Control of stochastic and induced switching in biophysical networks

TL;DR

This paper introduces a scalable, quantitative method based on Freidlin-Wentzell action to predict and control noise-induced state switching in genetic networks, with applications to cell differentiation and cancer therapy.

Contribution

It presents a novel, systems-level approach for manipulating biophysical dynamics in noisy networks, enabling control of cell states and transitions.

Findings

Predicts noise-induced switching in genetic networks

Demonstrates control of cell differentiation pathways

Identifies strategies for cancer therapy targeting cell death pathways

Abstract

Noise caused by fluctuations at the molecular level is a fundamental part of intracellular processes.
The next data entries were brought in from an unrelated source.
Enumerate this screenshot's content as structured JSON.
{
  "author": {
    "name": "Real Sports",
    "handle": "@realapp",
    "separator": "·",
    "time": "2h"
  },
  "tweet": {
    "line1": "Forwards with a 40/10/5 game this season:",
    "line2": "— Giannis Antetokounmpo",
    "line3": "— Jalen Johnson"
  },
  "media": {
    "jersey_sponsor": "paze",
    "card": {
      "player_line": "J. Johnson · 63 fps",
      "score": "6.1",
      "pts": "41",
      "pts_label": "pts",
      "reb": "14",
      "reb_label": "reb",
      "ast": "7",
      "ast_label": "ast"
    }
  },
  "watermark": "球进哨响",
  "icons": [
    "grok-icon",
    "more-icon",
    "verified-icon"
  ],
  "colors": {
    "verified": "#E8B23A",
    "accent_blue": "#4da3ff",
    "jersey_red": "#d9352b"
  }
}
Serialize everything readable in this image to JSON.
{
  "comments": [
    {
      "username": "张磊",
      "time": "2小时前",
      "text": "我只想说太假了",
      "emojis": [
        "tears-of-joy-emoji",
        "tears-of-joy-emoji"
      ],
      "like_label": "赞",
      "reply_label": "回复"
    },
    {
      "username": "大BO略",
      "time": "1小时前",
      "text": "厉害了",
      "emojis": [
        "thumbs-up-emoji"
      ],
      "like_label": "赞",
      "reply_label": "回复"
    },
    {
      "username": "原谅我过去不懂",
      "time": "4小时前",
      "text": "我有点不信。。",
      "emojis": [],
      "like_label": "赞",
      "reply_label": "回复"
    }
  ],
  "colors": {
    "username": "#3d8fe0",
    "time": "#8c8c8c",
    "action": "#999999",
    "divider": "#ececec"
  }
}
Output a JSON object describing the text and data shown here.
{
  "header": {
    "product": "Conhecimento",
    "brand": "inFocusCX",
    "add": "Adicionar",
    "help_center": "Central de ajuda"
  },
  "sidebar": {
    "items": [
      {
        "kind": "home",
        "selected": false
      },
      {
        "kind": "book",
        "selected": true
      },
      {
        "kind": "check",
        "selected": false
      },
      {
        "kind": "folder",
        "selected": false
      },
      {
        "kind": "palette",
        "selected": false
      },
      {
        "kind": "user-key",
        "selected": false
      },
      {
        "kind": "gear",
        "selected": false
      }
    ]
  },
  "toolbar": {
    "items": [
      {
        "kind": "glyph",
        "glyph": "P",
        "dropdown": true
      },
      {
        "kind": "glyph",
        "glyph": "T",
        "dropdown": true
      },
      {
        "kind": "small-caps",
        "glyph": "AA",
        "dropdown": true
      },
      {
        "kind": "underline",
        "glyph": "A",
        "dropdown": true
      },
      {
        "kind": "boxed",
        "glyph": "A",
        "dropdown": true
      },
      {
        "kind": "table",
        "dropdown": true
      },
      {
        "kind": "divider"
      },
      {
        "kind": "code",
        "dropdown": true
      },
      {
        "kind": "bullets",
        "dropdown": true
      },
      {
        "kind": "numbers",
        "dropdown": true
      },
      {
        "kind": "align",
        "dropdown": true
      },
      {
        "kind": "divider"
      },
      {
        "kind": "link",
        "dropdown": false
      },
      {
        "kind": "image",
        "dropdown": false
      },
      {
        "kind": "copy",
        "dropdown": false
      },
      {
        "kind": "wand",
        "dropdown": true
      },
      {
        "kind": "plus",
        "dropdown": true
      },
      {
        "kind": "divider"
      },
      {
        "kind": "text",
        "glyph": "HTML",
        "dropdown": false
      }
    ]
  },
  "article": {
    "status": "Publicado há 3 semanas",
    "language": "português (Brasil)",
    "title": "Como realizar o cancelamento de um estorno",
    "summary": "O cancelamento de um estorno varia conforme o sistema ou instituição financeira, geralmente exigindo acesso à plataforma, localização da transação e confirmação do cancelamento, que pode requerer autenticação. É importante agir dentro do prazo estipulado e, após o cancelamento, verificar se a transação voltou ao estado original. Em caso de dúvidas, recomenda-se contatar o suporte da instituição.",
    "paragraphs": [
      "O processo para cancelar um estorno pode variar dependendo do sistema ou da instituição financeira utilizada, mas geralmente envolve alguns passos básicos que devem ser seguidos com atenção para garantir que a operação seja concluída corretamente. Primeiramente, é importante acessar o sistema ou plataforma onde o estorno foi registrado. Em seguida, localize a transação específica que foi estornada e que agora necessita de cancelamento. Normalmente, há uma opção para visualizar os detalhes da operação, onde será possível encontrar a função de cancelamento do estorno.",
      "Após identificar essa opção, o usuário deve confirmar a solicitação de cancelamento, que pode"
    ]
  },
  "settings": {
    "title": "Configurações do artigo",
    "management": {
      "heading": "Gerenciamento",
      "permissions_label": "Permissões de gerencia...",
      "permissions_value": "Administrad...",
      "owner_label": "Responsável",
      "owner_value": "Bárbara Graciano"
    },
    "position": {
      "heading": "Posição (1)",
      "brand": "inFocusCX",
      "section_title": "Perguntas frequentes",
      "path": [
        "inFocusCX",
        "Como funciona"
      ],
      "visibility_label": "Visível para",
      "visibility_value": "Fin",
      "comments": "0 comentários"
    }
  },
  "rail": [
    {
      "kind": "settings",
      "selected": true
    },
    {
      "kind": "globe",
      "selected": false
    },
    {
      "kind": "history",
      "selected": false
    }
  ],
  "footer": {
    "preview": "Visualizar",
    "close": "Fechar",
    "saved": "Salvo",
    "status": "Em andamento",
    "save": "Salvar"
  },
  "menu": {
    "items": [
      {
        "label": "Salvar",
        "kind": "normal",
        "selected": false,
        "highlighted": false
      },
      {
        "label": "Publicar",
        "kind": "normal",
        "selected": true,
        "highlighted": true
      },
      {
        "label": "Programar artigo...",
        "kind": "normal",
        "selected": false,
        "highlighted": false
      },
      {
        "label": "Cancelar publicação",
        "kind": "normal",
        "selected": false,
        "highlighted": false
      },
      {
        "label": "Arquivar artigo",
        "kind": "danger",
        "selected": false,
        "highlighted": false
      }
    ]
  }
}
While the response of biological systems to noise has been studied extensively, there has been limited understanding of how to exploit it to induce a desired cell state. Here we present a scalable, quantitative method based on the Freidlin-Wentzell action to predict and control noise-induced switching between different states in genetic networks that, conveniently, can also control transitions between stable states in the absence of noise. We apply this methodology to models of cell differentiation and show how predicted manipulations of tunable factors can induce lineage changes, and further utilize it to identify new candidate strategies for cancer therapy in a cell death pathway model. This framework offers a systems approach to identifying the key factors for rationally manipulating biophysical dynamics, and should also find use in controlling other classes of noisy complex networks.